The sight of the statue of Buddha and other Indian furniture being moved into the new neighbor’s house evokes homesickness in Sara for the land of her birth. Sara surprises Ram Dass by speaking to him in an Indian language, and she is initially drawn to the mysterious new gentleman next door and his monkey because they remind her of the years she spent with her father. The romantic, magical plan of making Sara’s vision come true while she is asleep in the attic is repeatedly attributed to Ram Dass’s imagination and graceful lightness of movement, traits that reflect the “Orientalism” described by author Edward Said as a Western means of presenting Asia in an exotic, mystical, “othered” fashion. Mr. Carrisford’s secretary congratulates Ram Dass on his fanciful plan: “It will be like a story from the ‘Arabian Nights’ […] It does not belong to London fogs” (180). The book’s stereotypical manner of presenting India and its people is reflected in Mr. Carrisford’s comment that “without the help of an agile, soft-footed Oriental like Ram Dass [the plan] could not have been done” (238).

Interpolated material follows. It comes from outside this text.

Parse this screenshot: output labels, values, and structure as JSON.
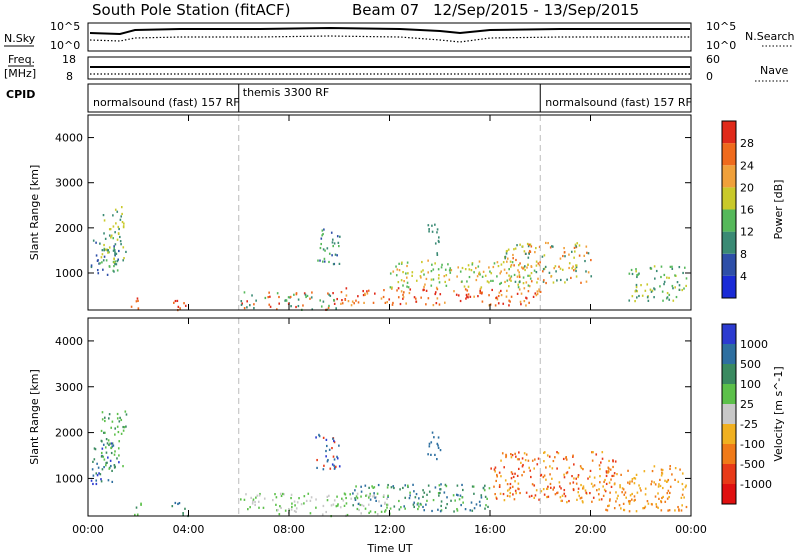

Burnett uses a soldier as a symbol of endurance in the book. One of Sara’s strategies to help herself bear emotional pain or physical suffering is to imagine herself as a soldier. Sara is inspired by the example of her father, Captain Crewe, a British army officer in India. When Sara first arrives at Miss Minchin’s school, she does not like it and anticipates a difficult time. Sara tells her father, “But then I dare say soldiers—even brave ones—don’t really like going into battle” (7). When Sara feels almost unbearable pain because of her father’s absence, she prevents herself from crying: “You have to bear things. Think what soldiers bear! Papa is a soldier. If there was a war he would have to bear marching and thirstiness and, perhaps, deep wounds. And he would never say a word—not one word” (32).

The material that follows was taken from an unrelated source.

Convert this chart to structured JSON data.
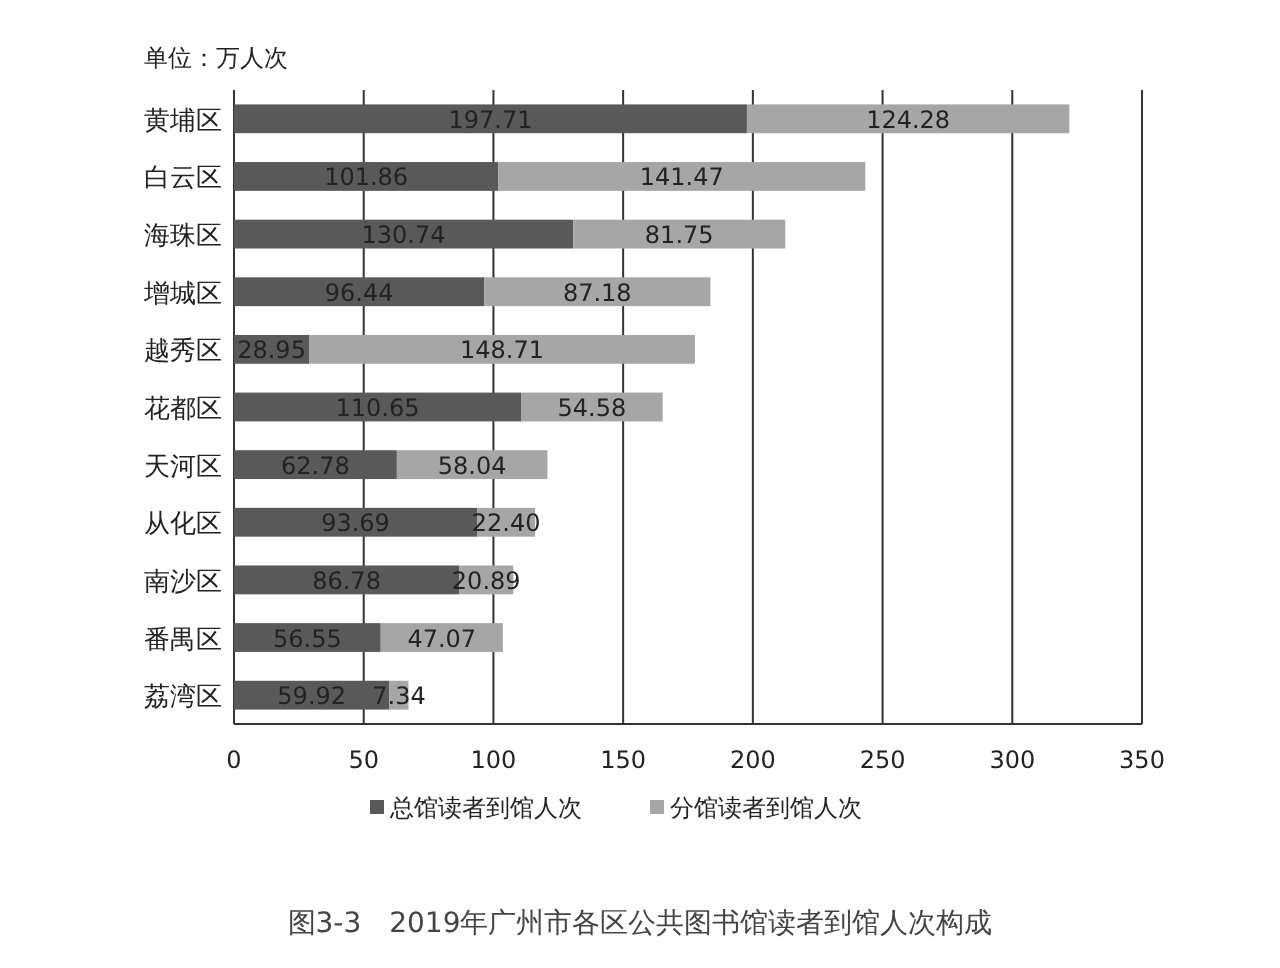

During Sara’s actual physical hardships after the loss of her prosperity, she tells herself: “Soldiers don’t complain . . . I am not going to do it; I will pretend this is part of a war” (102). As Sara is deprived of food and feeling a gnawing sensation in her stomach, she tolerates it by saying to herself, “I suppose soldiers feel like this when they are on a long and weary march” (190). Her vivid imagination and strong mental life enable her to survive brutal treatment long enough to be found by Mr. Carrisford and receive her reward of a restored fortune
Dolls play a significant role in A Little Princess. A doll symbolizes both a father’s love and expensive extravagance in the book. Initially, Sara and her father shop for a doll to serve as a companion for her during his absence. Sara names the doll Emily in advance and imagines that she will recognize her when she spots her in the shop window. Sara anticipates that Emily will be her “intimate friend” (10), and when Captain Crewe sees Sara asleep with Emily in her arms, “Emily looked so like a real child that Captain Crewe felt glad she was there” (13). To comfort herself in her loneliness, Sara imagines that Emily hears when Sara confides in her. Sara fantasizes that all dolls secretly can read, walk, and talk when humans leave the room, and they return to stillness when people return. When Miss Minchin calls Sara to her room after Sara learns that her father is dead and she is poor, Sara carries her doll: “I will not put her down. She is all I have. My papa gave her to me” (91).
The other prominent doll in the story is Sara’s spectacular 11th birthday gift from her father. Sara describes this second doll as the Last Doll because Sara is getting older and will never receive another one. Captain Crewe attempted to give his beloved daughter a most memorable present—a doll almost as large as the little girl named Lottie. The Last Doll possesses a custom-designed luxurious wardrobe from Paris that includes an ermine-lined cloak and an opera glass for theater attendance, silk stockings, ball dresses, and a tiara. The opulence of this gift acts as a catalyst for Miss Minchin’s rage when she learns that Sara’s father died with no fortune, but she paid the bill expecting that he would reimburse her. Miss Minchin tells Sara about “that ridiculous doll, with all her nonsensical, extravagant things—I actually paid the bill for her!” (92). When Miss Minchin cruelly asserts that the Last Doll “is mine, not yours” (92), Sara replies that she does not want it then and says she should take it away.